El lunes a las 21.30 Ángel Mauricio N., de 50 años, había decidido quedarse junto con su esposa en la parrilla Kilómetro Once, un hecho que, según apuntó la policía, “es una rutina que efectúa en forma alternada con su socio con el fin de cuidar el negocio”, sobre todo en aquellos días en que no se atienden comensales. Pero, lejos de resultar una jornada común, la noche lo sorprendió con un acontecimiento inesperado y doloroso. Es que, a esa hora, el propietario decidió ir al baño –contó a la policía–, ubicado en el sector posterior del local: la habitación tiene dos puertas, una da hacia el interior del restaurante y la otra conecta el baño con el patio.
Apenas Núñez terminó de realizar sus necesidades, escuchó un ruido extraño en el sector externo en tanto percibía que una de las puertas estaba abierta. Cuando salió, un hombre –a quien dijo no haber logrado identificar por la rapidez de los acontecimientos– disparó su arma sin mediar palabra y la bala se alojó en el escroto del testículo derecho. Según la versión policial, “es muy posible que el intruso no haya tenido intenciones de disparar y, ante la sorpresa que le generó el encuentro con Núñez, se le haya escapado un disparo”. Esa sería una posibilidad en caso de que la agresión se haya producido en el marco de un robo, pero los mismos investigadores tampoco descartaban que “algún conflicto” pendiente pudiese haber originado el episodio.

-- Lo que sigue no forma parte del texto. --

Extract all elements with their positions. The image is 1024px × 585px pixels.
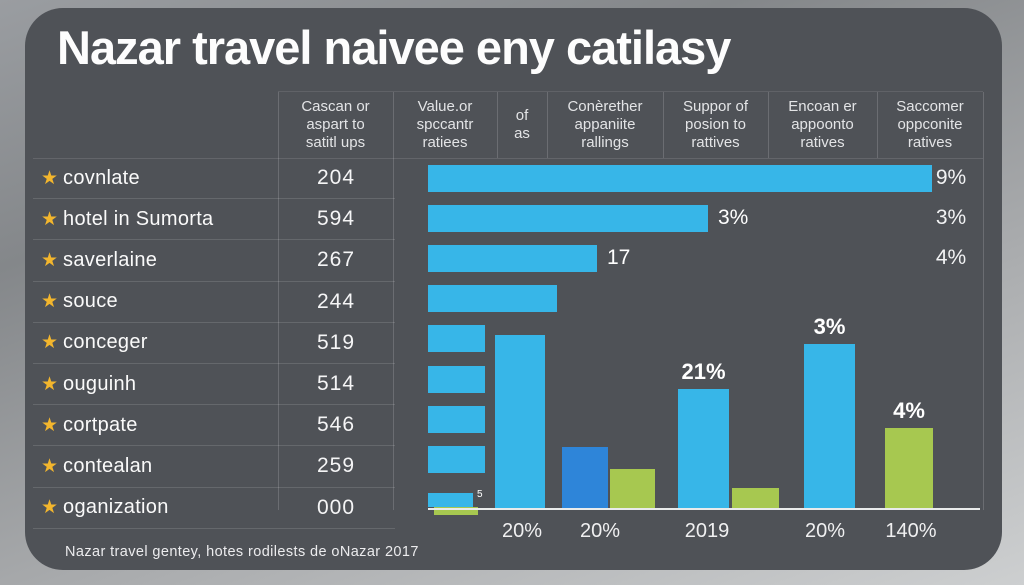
right-column-value: 4% xyxy=(935,246,967,270)
vertical-bar xyxy=(678,389,729,508)
x-axis-tick-label: 2019 xyxy=(684,520,730,542)
column-divider xyxy=(497,92,498,158)
column-divider xyxy=(393,92,394,510)
column-header: Saccomer oppconite ratives xyxy=(896,98,964,151)
column-divider xyxy=(278,92,279,510)
vertical-bar xyxy=(732,488,779,508)
vertical-bar xyxy=(885,428,933,508)
data-table: ★ covnlate 204 ★ hotel in Sumorta 594 ★ saverla… xyxy=(33,158,395,529)
column-header: Conèrether appaniite rallings xyxy=(567,98,643,151)
column-header: of as xyxy=(514,107,530,142)
horizontal-sub-bar xyxy=(434,506,478,515)
column-header: Encoan er appoonto ratives xyxy=(788,98,857,151)
column-header: Cascan or aspart to satitl ups xyxy=(301,98,370,151)
column-header: Suppor of posion to rattives xyxy=(682,98,749,151)
vertical-bar xyxy=(804,344,855,508)
column-divider xyxy=(663,92,664,158)
row-value: 594 xyxy=(316,207,356,231)
row-value: 244 xyxy=(316,289,356,313)
table-row: ★ ouguinh 514 xyxy=(33,364,395,406)
vertical-bar xyxy=(610,469,655,508)
chart-area: 9% 3% 3% 17 4% 5 21% 3% 4% 20% 20% 2019 20% 140% xyxy=(25,8,1002,570)
row-label: conceger xyxy=(63,331,148,354)
column-divider xyxy=(877,92,878,158)
row-label: souce xyxy=(63,290,118,313)
horizontal-bar xyxy=(428,325,485,353)
star-icon: ★ xyxy=(41,455,59,477)
bar-value-label: 3% xyxy=(718,206,749,230)
bar-value-label: 4% xyxy=(893,398,925,423)
column-divider xyxy=(983,92,984,510)
bar-value-label: 5 xyxy=(477,488,483,500)
x-axis-line xyxy=(428,508,980,510)
horizontal-bar xyxy=(428,492,473,507)
row-value: 514 xyxy=(316,372,356,396)
table-row: ★ saverlaine 267 xyxy=(33,240,395,282)
horizontal-bar xyxy=(428,285,557,313)
row-value: 204 xyxy=(316,166,356,190)
bar-value-label: 21% xyxy=(681,359,726,384)
table-row: ★ covnlate 204 xyxy=(33,158,395,200)
table-row: ★ oganization 000 xyxy=(33,488,395,529)
bar-value-label: 17 xyxy=(607,246,631,270)
row-value: 000 xyxy=(316,495,356,519)
table-row: ★ contealan 259 xyxy=(33,446,395,488)
table-row: ★ cortpate 546 xyxy=(33,405,395,447)
bar-value-label: 3% xyxy=(813,314,846,339)
column-header: Value.or spccantr ratiees xyxy=(416,98,474,151)
vertical-bar xyxy=(562,447,608,508)
horizontal-bar xyxy=(428,204,708,232)
row-value: 519 xyxy=(316,330,356,354)
star-icon: ★ xyxy=(41,249,59,271)
row-label: cortpate xyxy=(63,413,138,436)
row-divider xyxy=(278,91,983,92)
vertical-bar xyxy=(495,335,545,508)
star-icon: ★ xyxy=(41,373,59,395)
right-column-value: 3% xyxy=(935,206,967,230)
x-axis-tick-label: 20% xyxy=(804,520,846,542)
row-value: 259 xyxy=(316,454,356,478)
x-axis-tick-label: 20% xyxy=(579,520,621,542)
row-value: 546 xyxy=(316,413,356,437)
horizontal-bar xyxy=(428,244,597,272)
star-icon: ★ xyxy=(41,414,59,436)
horizontal-bar xyxy=(428,405,485,433)
row-label: oganization xyxy=(63,496,169,519)
table-row: ★ souce 244 xyxy=(33,282,395,323)
footer-caption: Nazar travel gentey, hotes rodilests de … xyxy=(65,544,419,560)
star-icon: ★ xyxy=(41,291,59,313)
horizontal-bar xyxy=(428,164,932,192)
table-row: ★ hotel in Sumorta 594 xyxy=(33,199,395,241)
x-axis-tick-label: 140% xyxy=(885,520,937,542)
horizontal-bar xyxy=(428,445,485,473)
row-label: saverlaine xyxy=(63,248,158,271)
row-label: hotel in Sumorta xyxy=(63,207,214,230)
row-label: covnlate xyxy=(63,166,140,189)
row-label: ouguinh xyxy=(63,372,137,395)
x-axis-tick-label: 20% xyxy=(501,520,543,542)
row-value: 267 xyxy=(316,248,356,272)
horizontal-bar xyxy=(428,365,485,393)
table-row: ★ conceger 519 xyxy=(33,323,395,364)
infographic-card: Nazar travel naivee eny catilasy Cascan … xyxy=(25,8,1002,570)
page-title: Nazar travel naivee eny catilasy xyxy=(57,21,731,74)
star-icon: ★ xyxy=(41,332,59,354)
column-divider xyxy=(768,92,769,158)
star-icon: ★ xyxy=(41,497,59,519)
column-divider xyxy=(547,92,548,158)
row-label: contealan xyxy=(63,454,153,477)
star-icon: ★ xyxy=(41,167,59,189)
right-column-value: 9% xyxy=(935,166,967,189)
row-divider xyxy=(33,158,983,159)
star-icon: ★ xyxy=(41,208,59,230)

Luego de la agresión, la víctima se dirigió hacia el comedor donde la mujer no había percibido lo ocurrido. “Tuve un accidente, llevame rápido al Heca”, le habría dicho para no alarmarla por el certero disparo, que hasta ese momento no le había dejado señal alguna de sangre en la ropa. En forma inmediata, la pareja se dirigió en auto hasta el Heca, donde a Núñez se le practicó una intervención quirúrgica. De acuerdo con la información que brindó la policía, “no se logró determinar el calibre de la bala porque, si bien la herida no presentaba orificio de salida, el plomo no fue encontrado en la operación” que los médicos le practicaron en el hospital.
Además de la esposa del hombre herido, en el lugar se encontraba el parrillero, identificado como Hugo L., quien vive en una casita emplazada en el mismo predio del negocio.
El delito fue caratulado como “lesiones graves” y es investigado por personal de la subcomisaría 8ª del Alvear, que le dio conocimiento al juzgado de Instrucción en turno.